While specific founding details of Consus are not provided in the search results, companies in this space typically emerge from the founders’ experiences with the challenges of accessing and verifying government documents. The idea often arises from recognizing inefficiencies in government data dissemination and the need for a centralized, reliable platform. Early traction may come from partnerships with government agencies or pilot projects demonstrating improved document accessibility and trust.
Consus rides the growing trend of digital government transformation and open data initiatives, where governments worldwide are digitizing records and making data more accessible. The timing is critical as regulatory environments become more complex and demand for transparency increases. Market forces such as increased public scrutiny, legal compliance requirements, and the rise of civic tech startups favor platforms like Consus.
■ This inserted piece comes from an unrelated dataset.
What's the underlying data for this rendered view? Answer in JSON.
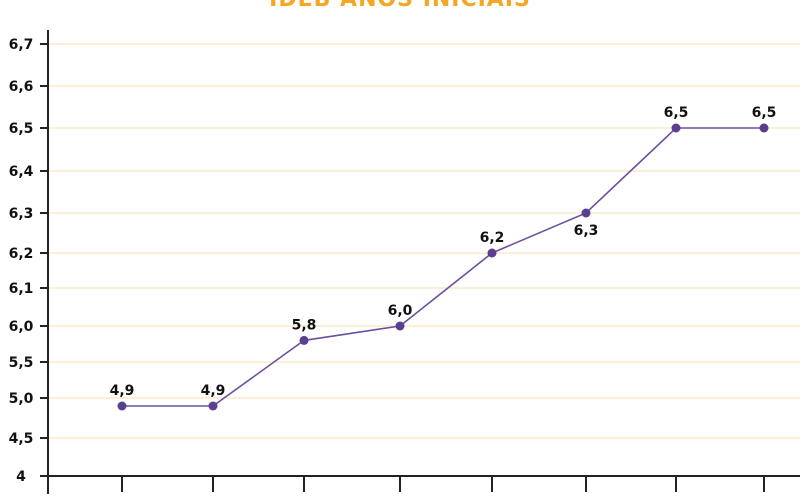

By providing a reliable source of government documents, Consus influences the broader ecosystem by enabling innovation in legal tech, compliance software, and public sector analytics.
Looking ahead, Consus is poised to expand its document coverage, enhance AI-driven search and verification features, and deepen integrations with government and private sector platforms. Trends shaping its journey include increasing government digitization, AI-powered data validation, and growing demand for transparency and compliance tools. Its influence may evolve from a document repository to a critical infrastructure component underpinning government data ecosystems and regulatory technology solutions.
In summary, Consus stands as a pivotal platform addressing the critical need for a single, trustworthy source of government documents, enabling better access, verification, and use of official data in an increasingly digital and regulated world.